Bread of heaven?

This year, owing to the hot, dry weather, harvest has been well underway for some time.  But the celebration of Lammas – on or around 1 August – is usually timed to coincide with the gathering in of the first crops of the season.  The name comes from the Old English – hláfmæsse – bread (hláf) for the mass.  It is thought that a newly baked loaf, made with the first wheat of the harvest, was presented within the mass on that day.  In other words, Lammas is an early harvest festival – early in the sense that it comes right at the start of the harvest.  And early in that our usual harvest festival in the autumn is not such an ancient tradition, but rather a nineteenth century twist on a secular harvest home celebration, while Lammas dates back to Anglo-Saxon England if not before.

Whatever the origins, it’s a good occasion for thanksgiving (of which we can never do enough) and to honour the farmers in our rural churches and wider communities.

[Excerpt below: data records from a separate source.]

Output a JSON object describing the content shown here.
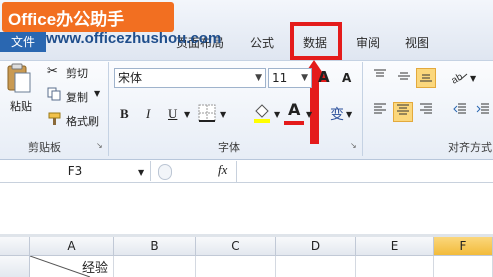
{
  "watermark": {
    "logo_text": "Office办公助手",
    "url_text": "www.officezhushou.com"
  },
  "tabs": {
    "file": "文件",
    "page_layout": "页面布局",
    "formulas": "公式",
    "data": "数据",
    "review": "审阅",
    "view": "视图"
  },
  "clipboard": {
    "paste": "粘贴",
    "cut": "剪切",
    "copy": "复制",
    "format_painter": "格式刷",
    "group_label": "剪贴板"
  },
  "font": {
    "font_name": "宋体",
    "font_size": "11",
    "bold": "B",
    "italic": "I",
    "underline": "U",
    "grow": "A",
    "shrink": "A",
    "font_color_letter": "A",
    "phonetic": "变",
    "group_label": "字体"
  },
  "alignment": {
    "group_label": "对齐方式"
  },
  "formula_bar": {
    "name_box": "F3",
    "fx": "fx",
    "formula": ""
  },
  "sheet": {
    "columns": [
      "A",
      "B",
      "C",
      "D",
      "E",
      "F"
    ],
    "selected_column": "F",
    "row1_a1": "经验"
  },
  "colors": {
    "highlight": "#e41b1b",
    "file_tab": "#2a67b1",
    "logo_bg": "#f26f21",
    "selected_column": "#f9c94f"
  }
}
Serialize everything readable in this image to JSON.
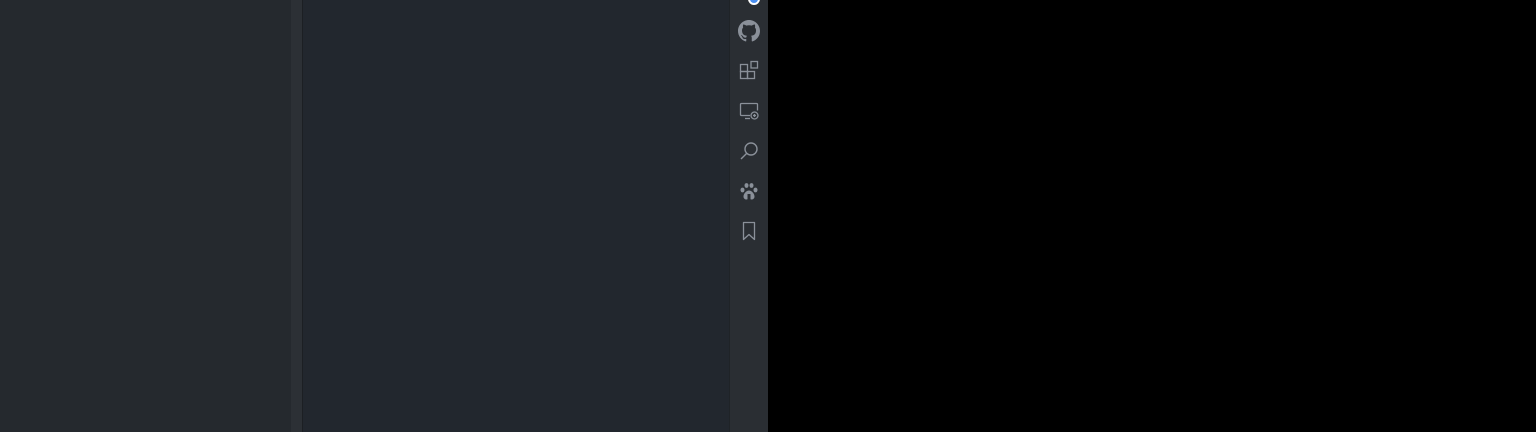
{
  "colors": {
    "sidebar_bg": "#25292e",
    "editor_bg": "#22272e",
    "activity_bar_bg": "#2a2e33",
    "icon_color": "#8a9099",
    "badge_color": "#4a8ff0",
    "outside_bg": "#000000"
  },
  "activity_bar": {
    "items": [
      {
        "icon": "github-icon"
      },
      {
        "icon": "extensions-icon"
      },
      {
        "icon": "remote-explorer-icon"
      },
      {
        "icon": "search-icon"
      },
      {
        "icon": "paw-icon"
      },
      {
        "icon": "bookmark-icon"
      }
    ]
  }
}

The vicar’s husband has made a Lammas loaf at the vicarage, for a Lammas Holy Communion service on Sunday in one of the churches in the team.  The idea being that the loaf, made from locally grown wheat, will be used as the eucharistic bread. He started with some wheat kindly provided by a parishoner … and a coffee grinder, the nearest we had to a flour mill.


… then added our locally grown and ground flour to some of the regular stuff…


… left the dough to rise


loaf4And here’s end result… all ready to bless and break and share on Sunday…

And yes, we will be singing Guide me O thou Great Redeemer…

If you’re in search of some appropriate liturgy, the Church of England’s Times and Seasons material is always a good first start, along with what’s available at Germinate: the Arthur Rank Centre.  Also worth a look is John Birch’s Faith and Worship page that tunes into the possible Celtic roots of the festival.  Or if you want to know a bit more about the history, read this post from A Clerk of Oxford.



2 thoughts on “Bread of heaven?

  1. The Lammas Loaf looks wonderful! Great to read of your Lammas preparations.
    I’m looking forward to leading a United Benefice Lammas Service at St Mary’s Church, Buttsbury on Sunday 29th July at 3.30pm. All are welcome to give thanks for the first wheat in this beautiful church that stands as a Christian beacon amidst harvest activity.
    For some last minute Lammas resources, readers might also like to check out our diocesan ‘Agricultural Festivals: Resources for churches, youth groups and schools’ available to download on the rural pages of the Chelmsford Diocese website.
    Posted with my prayers for Lammas celebrations throughout the diocese (and rain!).